What they are asking is that, “a complete shock strategy should be deployed to put out the fires, together with legal action against those who finance the burning and the land seizures, as well as a greater government presence in the areas that have traditionally been marginalized. The legal tools already exist, and the current administration itself established the crime of deforestation in Statute 2111 of 2021, creating environmental crimes. It’s necessary to strengthen detection of fires with satellite equipment, to implement exemplary penalties for those who have done these things, and to exclude forests that have been seized and burned from the agricultural cadaster.”
“The failure to act could lead to a catastrophe unprecedented in this country, with global as well as local implications, besides being irreversible. That’s not all; on February 5, Bogotá declared an emergency environmental and hospital alert, in part because of the contaminated air resulting from the fires in Guaviare and Orinoquía,” they added.

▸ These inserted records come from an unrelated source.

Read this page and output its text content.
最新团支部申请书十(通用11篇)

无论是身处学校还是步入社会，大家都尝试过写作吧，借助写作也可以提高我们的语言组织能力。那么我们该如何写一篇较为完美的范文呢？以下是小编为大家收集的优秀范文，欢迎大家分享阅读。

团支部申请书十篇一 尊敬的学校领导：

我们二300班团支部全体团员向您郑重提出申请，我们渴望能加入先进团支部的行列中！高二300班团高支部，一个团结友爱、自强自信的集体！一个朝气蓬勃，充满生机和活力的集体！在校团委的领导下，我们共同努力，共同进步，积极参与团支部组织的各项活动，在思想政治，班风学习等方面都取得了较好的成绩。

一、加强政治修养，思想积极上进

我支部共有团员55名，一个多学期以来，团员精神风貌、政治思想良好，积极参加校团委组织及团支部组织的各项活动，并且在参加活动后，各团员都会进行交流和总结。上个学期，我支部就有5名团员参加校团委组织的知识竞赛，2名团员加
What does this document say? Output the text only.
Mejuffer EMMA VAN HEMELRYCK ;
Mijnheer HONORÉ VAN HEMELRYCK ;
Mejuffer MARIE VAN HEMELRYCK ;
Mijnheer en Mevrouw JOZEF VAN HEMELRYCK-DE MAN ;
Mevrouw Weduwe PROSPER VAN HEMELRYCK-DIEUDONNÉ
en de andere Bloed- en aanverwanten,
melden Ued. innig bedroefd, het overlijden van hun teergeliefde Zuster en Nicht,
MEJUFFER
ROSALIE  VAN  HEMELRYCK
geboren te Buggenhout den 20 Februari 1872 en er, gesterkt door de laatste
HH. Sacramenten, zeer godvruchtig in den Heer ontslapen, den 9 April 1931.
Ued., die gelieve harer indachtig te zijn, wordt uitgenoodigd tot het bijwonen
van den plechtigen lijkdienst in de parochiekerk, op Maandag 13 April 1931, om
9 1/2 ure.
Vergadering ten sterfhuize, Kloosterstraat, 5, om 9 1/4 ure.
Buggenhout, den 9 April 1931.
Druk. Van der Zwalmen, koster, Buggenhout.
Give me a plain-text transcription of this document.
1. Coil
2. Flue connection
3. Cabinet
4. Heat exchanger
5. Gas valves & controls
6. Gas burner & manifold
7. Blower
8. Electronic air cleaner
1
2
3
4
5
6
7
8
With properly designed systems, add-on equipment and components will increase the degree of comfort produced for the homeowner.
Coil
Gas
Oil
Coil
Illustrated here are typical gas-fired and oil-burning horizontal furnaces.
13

After reminding them that the PNN are fundamental, not just for Colombia but for the whole planet, they asked the government for “. . . an immediate mobilization of the Colombian Army, with the support of firefighters from all over the country, civil defense, and the FAC (Colombian Air Force), with air transportation systems for water, and tools to mitigate this tragedy, all working together with the Unified Command Unit. We also request that they activate international channels to solicit immediate help from other countries to confront the crisis that we were not capable of preventing.”
“We, the signers of this letter, are calling for immediate action by the Colombian government to reinforce monitoring for preventing and punishing the crime of deforestation. We are open to adding to the constructive and participatory building of solutions that are through and sustainable (. . .). Again we ask the government to fortify monitoring to prevent and punish the crime of deforestation. Act NOW!” they conclude.